Rotamız Mutluluk
 /  Gezinti Bağlantılarını Atla
Ana Sayfa /
Makaleler /
OTİZM VE MÜZİK

OTİZM VE MÜZİK

Otizm Spektrum Bozukluk (OSB) nörogelişimsel bir bozukluk olarak karşımıza çıkmaktadır. Amerikan Psikoloji Birliği (APA) tarafından, bireyin erken gelişim evresinde ortaya çıkan sosyal etkileşim ve iletişim becerilerinde yetersizlik ayrıca sınırlı- yineleyici davranış örüntüleri ile kendini gösteren bir bozukluk olarak tanımlanmaktadır. Çocuğun, çevresinde olup bitenlerin farkına varamaması, karşıdaki kişiyle göz kontağı kurmaktan kaçınması gibi iletişim güçlükleri yaşamaktadırlar. Çocuğun yaşadığı bu sınırlılıklar karşısında müzik etkinlikleri uygun bir etkinlik türü olarak düşünülebilir. 

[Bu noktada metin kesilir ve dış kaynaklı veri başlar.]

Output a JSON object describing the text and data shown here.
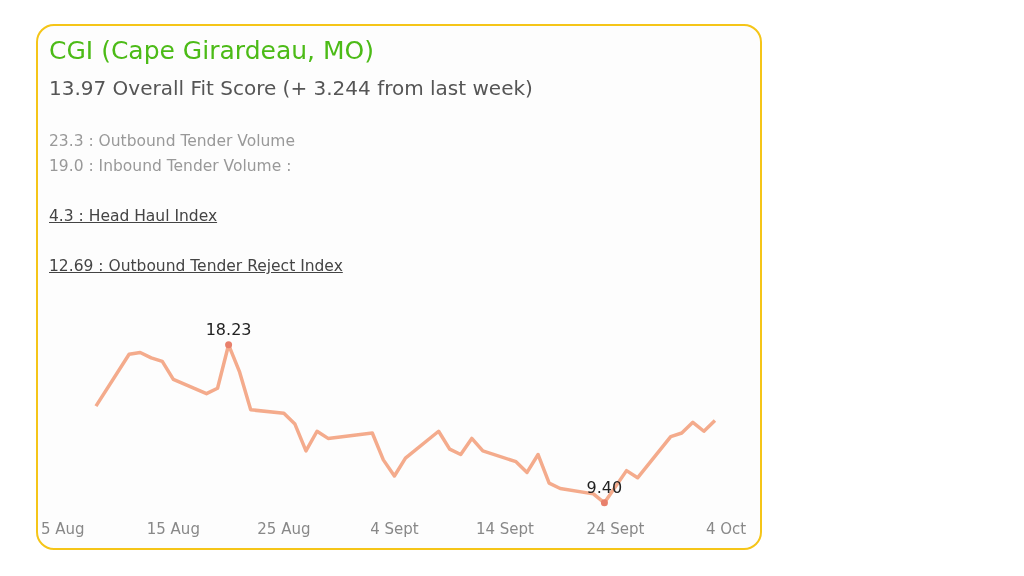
{
  "chart_data": {
    "type": "line",
    "title": "CGI (Cape Girardeau, MO)",
    "subtitle": "13.97 Overall Fit Score (+ 3.244 from last week)",
    "annotations": [
      "23.3 : Outbound Tender Volume",
      "19.0 : Inbound Tender Volume :",
      "4.3 : Head Haul Index",
      "12.69 : Outbound Tender Reject Index"
    ],
    "x": [
      "--08-08",
      "--08-11",
      "--08-12",
      "--08-13",
      "--08-14",
      "--08-15",
      "--08-18",
      "--08-19",
      "--08-20",
      "--08-21",
      "--08-22",
      "--08-25",
      "--08-26",
      "--08-27",
      "--08-28",
      "--08-29",
      "--09-02",
      "--09-03",
      "--09-04",
      "--09-05",
      "--09-08",
      "--09-09",
      "--09-10",
      "--09-11",
      "--09-12",
      "--09-15",
      "--09-16",
      "--09-17",
      "--09-18",
      "--09-19",
      "--09-22",
      "--09-23",
      "--09-25",
      "--09-26",
      "--09-29",
      "--09-30",
      "--10-01",
      "--10-02",
      "--10-03"
    ],
    "series": [
      {
        "color": "#f4ab8c",
        "values": [
          14.8,
          17.7,
          17.8,
          17.5,
          17.3,
          16.3,
          15.5,
          15.8,
          18.23,
          16.7,
          14.6,
          14.4,
          13.8,
          12.3,
          13.4,
          13.0,
          13.3,
          11.8,
          10.9,
          11.9,
          13.4,
          12.4,
          12.1,
          13.0,
          12.3,
          11.7,
          11.1,
          12.1,
          10.5,
          10.2,
          9.9,
          9.4,
          11.2,
          10.8,
          13.1,
          13.3,
          13.9,
          13.4,
          14.0
        ],
        "value_labels": [
          null,
          null,
          null,
          null,
          null,
          null,
          null,
          null,
          "18.23",
          null,
          null,
          null,
          null,
          null,
          null,
          null,
          null,
          null,
          null,
          null,
          null,
          null,
          null,
          null,
          null,
          null,
          null,
          null,
          null,
          null,
          null,
          "9.40",
          null,
          null,
          null,
          null,
          null,
          null,
          null
        ]
      }
    ],
    "xlim": [
      "--08-05",
      "--10-04"
    ],
    "xticks": [
      {
        "value": "--08-05",
        "label": "5 Aug"
      },
      {
        "value": "--08-15",
        "label": "15 Aug"
      },
      {
        "value": "--08-25",
        "label": "25 Aug"
      },
      {
        "value": "--09-04",
        "label": "4 Sept"
      },
      {
        "value": "--09-14",
        "label": "14 Sept"
      },
      {
        "value": "--09-24",
        "label": "24 Sept"
      },
      {
        "value": "--10-04",
        "label": "4 Oct"
      }
    ],
    "grid": false,
    "legend": false
  }
}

Müziğin ne olduğunu tarif etmek tam olarak mümkün olmasa da duygularımızın sesler ve ritimler ile ifade edilmesi olarak tanımlayabiliriz. Araştırmacılar “duygu dili” olarak ifade etmektedir. Bunun yanı sıra birçok filozof müziği tanımlamaya çalışmıştır. J. J. Rousseau, “Müzik, sesleri kulağa hoş gelecek surette uyarlamak sanatıdır”, Kant, “Bir sıra hoş duyguları seslerle ifadelendirmek sanatıdır”, Fetis, “ses bileşenleriyle heyecan uyandırmaktır”, şeklinde müziği tanımlamışlardır.  Bu tanımlardan hareketle müziğin duygulardan bahsettiği anlaşılmaktadır. Bunun ile birlikte insanın duygularını ifade etme biçimi ve bireyde heyecan uyandırması müziğin iletişimsel gücünü göstermektedir. Çocuğun müziğe karşı doğuştan getirdiği ilgi küçük yaşlarda müziği eğitim aracı olarak kullanılmasını sağlayabilir. Yapılan müzik etkinlikleri çocuğun kendisini ifade etmesini sağlar. Tıpkı bilimsel yöntem ve etkinliklerin kazandırdığı beceriler gibi sanat ve müzik eğitimi de yeni tutum ve davranışlar kazandırır.

 

 Tabii ki de OSB tanısı almış veya şüphesi bulunan çocukların eğitiminde tek bir yöntem ile sonuca varmak mümkün olmamaktadır. Her bir çocuğun bireysel farklılıkları vardır. Bu farklılıklara bakılarak her çocuğa özgü bireysel eğitim programları geliştirilmelidir. Bu programlar geliştirilirken çocuğun bilişsel yetilerinin düzeyi, yaşı, dil düzeyi ve çocuğun sergilediği kişisel davranış profili belirlenerek eğitim programı oluşturulmalıdır. Mesela, birtakım genel öğrenme sorunları göstermekte ve otizmli çocuklar tipik bir alanda gelişirken bazı alanda gerilik gösterebilmektedir. Örneğin, bütün ülke bayraklarını tanırken ve müzikal yetenek gerektiren alanlarda yaşıtlarına göre başarılıyken okuma ve bisiklete binme gibi alanlarda başarısız olabilmektedirler. Literatür taraması yapıldığında otizmli çocukların müziğe gösterdikleri olağanüstü bu ilgi ve becerinin yanı sıra, müziğin çocukların duygu durumunu düzenleyerek yatıştırıcı etkisinin de olduğundan bahsedilmekte, onlar için müzik yoluyla iletişimin sıkıcı olmaktan uzaklaşarak, müzikteki tını ve ritim özellikleriyle daha kolay hale geldiği belirtilmektedir. Bu bilgiler ışığında otizmli çocuklarla müzik yoluyla yapılabilecek bir eğitimin, halihazırda var olan ve OSB’li çocukların eğitiminde kullanılan bilimselliği ve işlevselliği kanıtlanmış öğretim yaklaşımlarıyla iyi bir sentez oluşturulabileceği düşünülmektedir.